The film is set in a predominantly white French context and does not engage with racial themes, representation, or consciousness as part of its narrative or thematic concerns.
No climate-related themes or environmental consciousness are present in this legal thriller centered on a domestic homicide case.
The film does not engage with capitalist critique or wealth inequality. Its concerns are personal, legal, and psychological rather than economic or structural.
Body positivity and body-related consciousness play no role in this courtroom drama. The film is not concerned with physical appearance, disability representation, or bodily autonomy as thematic elements.
The son's partial blindness is a narrative element that complicates his status as witness and creates moral tension. However, the disability is not explored through a neurodivergent lens or with contemporary awareness of disability representation; it functions primarily as plot device.

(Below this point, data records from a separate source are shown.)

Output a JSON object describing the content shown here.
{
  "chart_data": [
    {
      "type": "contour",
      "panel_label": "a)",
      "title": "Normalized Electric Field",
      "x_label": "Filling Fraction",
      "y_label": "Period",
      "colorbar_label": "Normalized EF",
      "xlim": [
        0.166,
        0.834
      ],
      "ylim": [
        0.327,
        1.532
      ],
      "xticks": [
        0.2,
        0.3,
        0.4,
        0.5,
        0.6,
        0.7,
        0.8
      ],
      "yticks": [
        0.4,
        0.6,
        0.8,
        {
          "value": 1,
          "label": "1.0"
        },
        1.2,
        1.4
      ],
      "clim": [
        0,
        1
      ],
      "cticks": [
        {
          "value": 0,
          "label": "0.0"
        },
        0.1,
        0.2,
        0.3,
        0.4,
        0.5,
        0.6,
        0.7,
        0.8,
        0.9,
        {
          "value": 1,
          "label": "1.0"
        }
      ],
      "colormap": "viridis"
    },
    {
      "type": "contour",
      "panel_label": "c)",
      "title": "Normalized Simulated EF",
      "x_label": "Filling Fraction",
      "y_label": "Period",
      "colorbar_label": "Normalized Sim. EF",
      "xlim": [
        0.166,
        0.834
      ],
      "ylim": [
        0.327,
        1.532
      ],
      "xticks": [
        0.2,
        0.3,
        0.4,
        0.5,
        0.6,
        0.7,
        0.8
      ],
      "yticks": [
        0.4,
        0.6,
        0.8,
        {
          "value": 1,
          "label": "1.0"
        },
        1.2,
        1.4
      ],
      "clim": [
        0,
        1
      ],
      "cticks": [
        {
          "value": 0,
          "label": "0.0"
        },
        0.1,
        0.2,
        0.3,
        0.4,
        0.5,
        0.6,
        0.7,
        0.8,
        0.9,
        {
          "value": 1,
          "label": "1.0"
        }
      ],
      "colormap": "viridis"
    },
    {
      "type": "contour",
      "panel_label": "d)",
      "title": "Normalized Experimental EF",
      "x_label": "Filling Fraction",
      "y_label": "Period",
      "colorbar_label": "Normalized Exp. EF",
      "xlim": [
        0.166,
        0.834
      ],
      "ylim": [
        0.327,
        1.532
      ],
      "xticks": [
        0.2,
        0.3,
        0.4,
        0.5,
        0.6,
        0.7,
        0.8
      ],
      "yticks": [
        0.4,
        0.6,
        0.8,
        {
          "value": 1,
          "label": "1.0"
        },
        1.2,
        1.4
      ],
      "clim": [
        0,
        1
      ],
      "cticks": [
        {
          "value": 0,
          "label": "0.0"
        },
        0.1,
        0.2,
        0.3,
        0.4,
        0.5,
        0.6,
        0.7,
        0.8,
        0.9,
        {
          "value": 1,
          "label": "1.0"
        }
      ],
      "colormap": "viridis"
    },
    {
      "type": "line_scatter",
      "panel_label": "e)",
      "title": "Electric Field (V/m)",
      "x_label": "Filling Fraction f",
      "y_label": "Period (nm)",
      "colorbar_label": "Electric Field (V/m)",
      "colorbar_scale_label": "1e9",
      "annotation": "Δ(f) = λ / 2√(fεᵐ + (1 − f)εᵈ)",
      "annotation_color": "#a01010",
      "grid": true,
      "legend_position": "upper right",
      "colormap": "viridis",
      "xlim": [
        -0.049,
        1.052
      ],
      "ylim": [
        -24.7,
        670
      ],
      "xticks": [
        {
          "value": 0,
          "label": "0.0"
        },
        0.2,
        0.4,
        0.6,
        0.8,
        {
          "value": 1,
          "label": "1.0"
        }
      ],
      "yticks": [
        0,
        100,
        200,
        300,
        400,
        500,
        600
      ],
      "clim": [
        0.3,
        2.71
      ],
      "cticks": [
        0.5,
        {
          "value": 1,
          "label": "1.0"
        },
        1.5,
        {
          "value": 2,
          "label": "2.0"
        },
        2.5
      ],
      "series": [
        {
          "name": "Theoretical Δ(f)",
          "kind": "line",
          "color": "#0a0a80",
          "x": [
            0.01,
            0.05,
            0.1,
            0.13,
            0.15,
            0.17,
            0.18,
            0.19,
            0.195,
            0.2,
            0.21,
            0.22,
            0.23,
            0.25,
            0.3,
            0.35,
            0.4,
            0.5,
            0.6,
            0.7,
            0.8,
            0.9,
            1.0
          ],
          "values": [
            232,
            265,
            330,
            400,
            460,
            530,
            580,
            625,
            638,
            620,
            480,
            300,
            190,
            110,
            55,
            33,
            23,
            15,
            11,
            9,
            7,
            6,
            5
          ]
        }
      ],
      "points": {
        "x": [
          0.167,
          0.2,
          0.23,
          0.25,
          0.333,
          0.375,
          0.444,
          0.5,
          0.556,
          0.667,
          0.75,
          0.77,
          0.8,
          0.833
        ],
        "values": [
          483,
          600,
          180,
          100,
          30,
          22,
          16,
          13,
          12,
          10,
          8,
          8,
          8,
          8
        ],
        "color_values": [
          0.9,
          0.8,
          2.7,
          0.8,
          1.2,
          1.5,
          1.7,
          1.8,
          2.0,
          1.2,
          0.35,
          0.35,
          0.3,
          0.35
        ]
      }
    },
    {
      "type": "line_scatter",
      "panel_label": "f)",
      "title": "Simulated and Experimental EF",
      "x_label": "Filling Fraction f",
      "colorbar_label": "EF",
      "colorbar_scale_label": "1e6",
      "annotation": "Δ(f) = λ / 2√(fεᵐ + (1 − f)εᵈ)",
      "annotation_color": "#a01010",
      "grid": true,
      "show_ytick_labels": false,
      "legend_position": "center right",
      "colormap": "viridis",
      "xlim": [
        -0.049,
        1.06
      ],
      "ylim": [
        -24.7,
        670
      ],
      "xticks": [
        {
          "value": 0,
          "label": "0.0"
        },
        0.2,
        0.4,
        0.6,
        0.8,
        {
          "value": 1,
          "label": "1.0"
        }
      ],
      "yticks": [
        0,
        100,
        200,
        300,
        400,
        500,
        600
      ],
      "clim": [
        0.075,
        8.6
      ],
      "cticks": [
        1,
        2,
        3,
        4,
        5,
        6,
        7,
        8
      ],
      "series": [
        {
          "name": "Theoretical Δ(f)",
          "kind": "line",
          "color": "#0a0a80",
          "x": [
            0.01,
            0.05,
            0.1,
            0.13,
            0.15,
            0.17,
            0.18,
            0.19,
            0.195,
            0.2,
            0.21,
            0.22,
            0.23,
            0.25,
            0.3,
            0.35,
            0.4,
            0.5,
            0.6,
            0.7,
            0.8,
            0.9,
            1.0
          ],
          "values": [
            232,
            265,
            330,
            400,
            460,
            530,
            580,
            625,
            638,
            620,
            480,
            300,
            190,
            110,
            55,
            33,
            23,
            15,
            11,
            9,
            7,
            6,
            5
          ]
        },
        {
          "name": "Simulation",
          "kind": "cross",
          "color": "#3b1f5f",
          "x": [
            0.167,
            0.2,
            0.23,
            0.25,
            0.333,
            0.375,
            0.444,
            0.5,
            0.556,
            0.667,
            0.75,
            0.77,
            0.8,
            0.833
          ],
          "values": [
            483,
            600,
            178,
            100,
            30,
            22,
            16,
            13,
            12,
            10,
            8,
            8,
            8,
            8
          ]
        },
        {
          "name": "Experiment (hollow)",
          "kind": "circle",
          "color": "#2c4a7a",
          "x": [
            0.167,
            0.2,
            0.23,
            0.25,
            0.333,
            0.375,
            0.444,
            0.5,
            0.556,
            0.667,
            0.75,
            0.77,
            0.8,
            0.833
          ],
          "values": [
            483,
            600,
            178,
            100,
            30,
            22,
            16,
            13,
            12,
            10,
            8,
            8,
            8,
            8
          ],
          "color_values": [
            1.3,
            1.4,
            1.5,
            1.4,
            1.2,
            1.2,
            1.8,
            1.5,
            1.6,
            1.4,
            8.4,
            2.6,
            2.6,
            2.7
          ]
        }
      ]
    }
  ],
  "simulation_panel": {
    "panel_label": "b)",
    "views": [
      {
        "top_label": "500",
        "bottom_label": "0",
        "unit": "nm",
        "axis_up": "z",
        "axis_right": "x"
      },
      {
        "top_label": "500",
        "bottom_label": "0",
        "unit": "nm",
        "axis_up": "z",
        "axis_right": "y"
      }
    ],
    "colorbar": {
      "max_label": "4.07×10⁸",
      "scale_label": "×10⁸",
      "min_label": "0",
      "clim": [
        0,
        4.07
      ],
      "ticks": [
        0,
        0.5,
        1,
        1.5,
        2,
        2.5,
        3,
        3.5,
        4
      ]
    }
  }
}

The film contains no historical revisionism. It is a contemporary legal drama with no relationship to historical narratives or reinterpretations of past events.
While the film engages with feminist themes, it does so through narrative and visual composition rather than explicit exposition or preachy dialogue. The restraint keeps lecture energy minimal, though the film's framing choices do carry interpretive weight about gender and credibility.